Bahçeli, 1 Ekim’de Öcalan’a çağrı yaparken Öcalan’ın bu çağrıya nasıl karşılık vereceğini biliyordu. Öcalan’la bir müzakere olmadan, O’nun cevabın bilmeden Bahçeli’nin Öcalan’a çağrı yapması düşünülemez bile. Bu durum, Öcalan’la gizli müzakereler yapıldığını, bir mutabakata varıldığını açık ve net olarak göstermektedir.
Tayyip Erdoğan, Bahçeli’nin Öcalan’a yaptığı çağrıyı desteklediğini, birden fazla defa açıkladı. Tüm devlet aygıtının Tayyip Erdoğan’a bağlı olduğu, O’ndan habersiz ve O’nun izni olmadan Öcalan’la görüşme ve müzakere yapılamayacağı kesindir. O halde, Tayyip Erdoğan’ın bilgisi dahilinde, O’nun verdiği izinle Öcalan’la görüşme ve müzakere yapıldığı da açık ve nettir.
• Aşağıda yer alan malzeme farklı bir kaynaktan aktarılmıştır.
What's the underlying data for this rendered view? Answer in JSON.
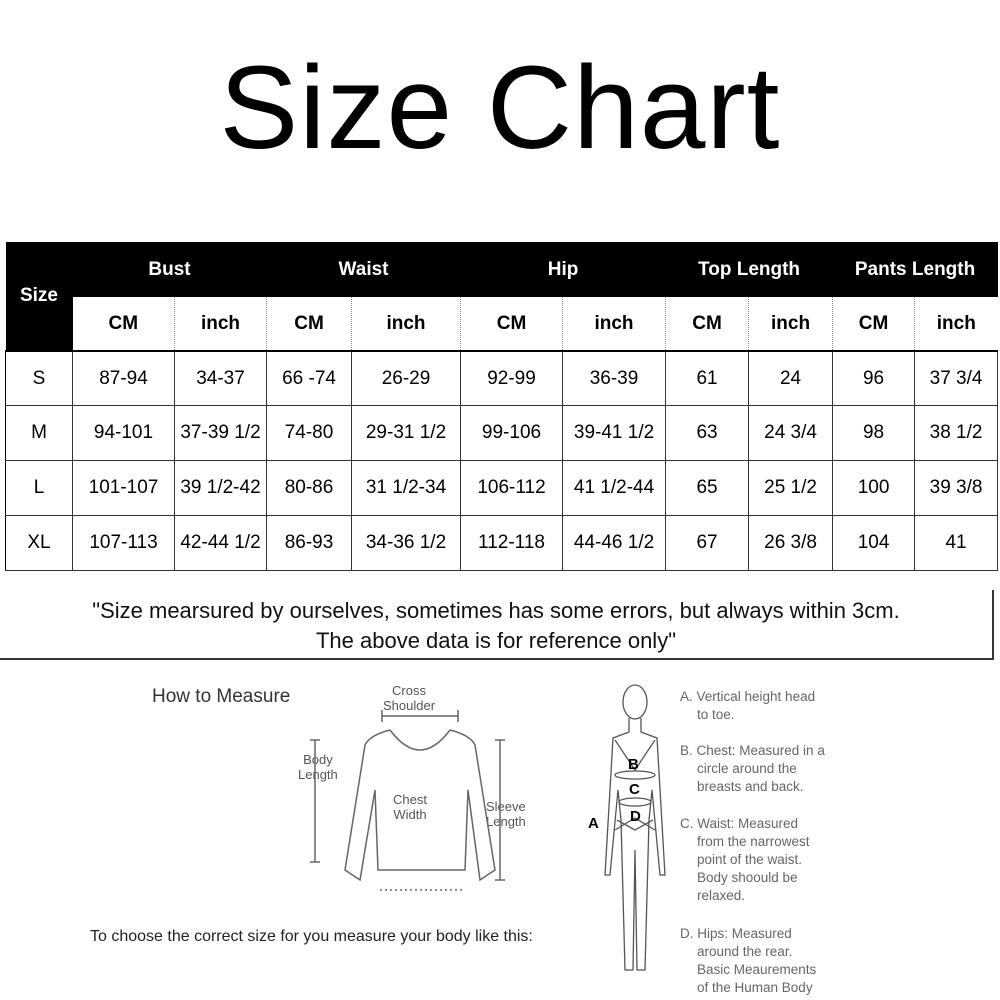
{
  "title": "Size Chart",
  "table": {
    "size_header": "Size",
    "groups": [
      "Bust",
      "Waist",
      "Hip",
      "Top Length",
      "Pants Length"
    ],
    "units": [
      "CM",
      "inch",
      "CM",
      "inch",
      "CM",
      "inch",
      "CM",
      "inch",
      "CM",
      "inch"
    ],
    "rows": [
      [
        "S",
        "87-94",
        "34-37",
        "66 -74",
        "26-29",
        "92-99",
        "36-39",
        "61",
        "24",
        "96",
        "37 3/4"
      ],
      [
        "M",
        "94-101",
        "37-39 1/2",
        "74-80",
        "29-31 1/2",
        "99-106",
        "39-41 1/2",
        "63",
        "24 3/4",
        "98",
        "38 1/2"
      ],
      [
        "L",
        "101-107",
        "39 1/2-42",
        "80-86",
        "31 1/2-34",
        "106-112",
        "41 1/2-44",
        "65",
        "25 1/2",
        "100",
        "39 3/8"
      ],
      [
        "XL",
        "107-113",
        "42-44 1/2",
        "86-93",
        "34-36 1/2",
        "112-118",
        "44-46 1/2",
        "67",
        "26 3/8",
        "104",
        "41"
      ]
    ]
  },
  "note": {
    "line1": "\"Size mearsured by ourselves, sometimes has some errors, but always within 3cm.",
    "line2": "The above data is for reference only\""
  },
  "measure": {
    "heading": "How to Measure",
    "cross_shoulder": [
      "Cross",
      "Shoulder"
    ],
    "body_length": [
      "Body",
      "Length"
    ],
    "chest_width": [
      "Chest",
      "Width"
    ],
    "sleeve_length": [
      "Sleeve",
      "Length"
    ],
    "instruction": "To choose the correct size for you measure your body like this:"
  },
  "body": {
    "labels": [
      "A",
      "B",
      "C",
      "D"
    ],
    "desc": [
      [
        "A. Vertical height head",
        "to toe."
      ],
      [
        "B. Chest: Measured in a",
        "circle around the",
        "breasts and back."
      ],
      [
        "C. Waist: Measured",
        "from the narrowest",
        "point of the waist.",
        "Body shoould be",
        "relaxed."
      ],
      [
        "D. Hips: Measured",
        "around the rear.",
        "Basic Meaurements",
        "of the Human Body"
      ]
    ]
  }
}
Teröristbaşının DEM Partisi heyeti tarafndan açıklanan duyurusundaki ifadeler de Öcalan ile Cumhur ittifakı arasında müzakere yapıldığını kanıtlamaktadır. Öcalan, Bahçeli’nin ve Erdoğan’ın güç verdiği yeni paradigmaya, kendisinin de pozitif anlamda gerekli katkıyı sunacak ehil ve kararlılığa sahip olduğunu söylemştir. Teröristbaşı açıklamasında “Bütün bu çabalarımız, ülkeyi hak ettiği düzeye taşıyacak ve aynı zamanda demokratik bir dönüşüm için de çok kıymetli bir kılavuz olacaktır.” cümlesini kullanmıştır. Öcalan, bu cümlede tekil değil, ”Biz” anlamında çoğul konuşmuştur. Öcalan’ın Biz’den kastı, kendisi, Bahçeli ve Erdoğan’dır. Bu da Öcalan’la müzakere yapıldığını açık ve net olarak kanıtlamaktadır. Öcalan, kendisiyle Cumhur İttifakı arasnda müzakereler yapılıp mutabakata varılmasa, herhalde böyle konuşamazdı. Söyledikleri jet hızıyla yalanlanırdı. Öcalan’la Dem Partisi arasında görüşme yapılmasına, Öcalan’ın fikirlerinin DEM Partisi aracılığıyla kamuoyuna açıklanmasına izin verilmesi de Öcalan ile Cumhur ittifakı arasında müzakere yapıldığını kesin olarak kanıtlamaktadır.
Cumhur İttifakı’nın tereöristbaşı ile müzakere masasına oturmasının bazı sonuçları olacaktır. Bunlar,
- PKK ve Meclis’teki siyasi uzantısı partinin özgüveni artmıştır. PKK ve Meclis’teki siyasi uzantısı parti iyice şımaracak ve küstahlaşacak, kabul edilmesi mümkün olmayan taleplerde bulunacaktır.
- Teröristbaşı ile müzakere masasına oturulmuş olması nedeniyle vatansever, devlete sadakatla bağlı vatandaşlarımızın devlete güveni zayıflayabilecektir.
- Teröristbaşı ile müzakere masasına oturulmuş olması, güvenlik güçlerimizin ve ordumuzun terörle mücadele azim ve kararlılığını olumsuz etkileyecektir.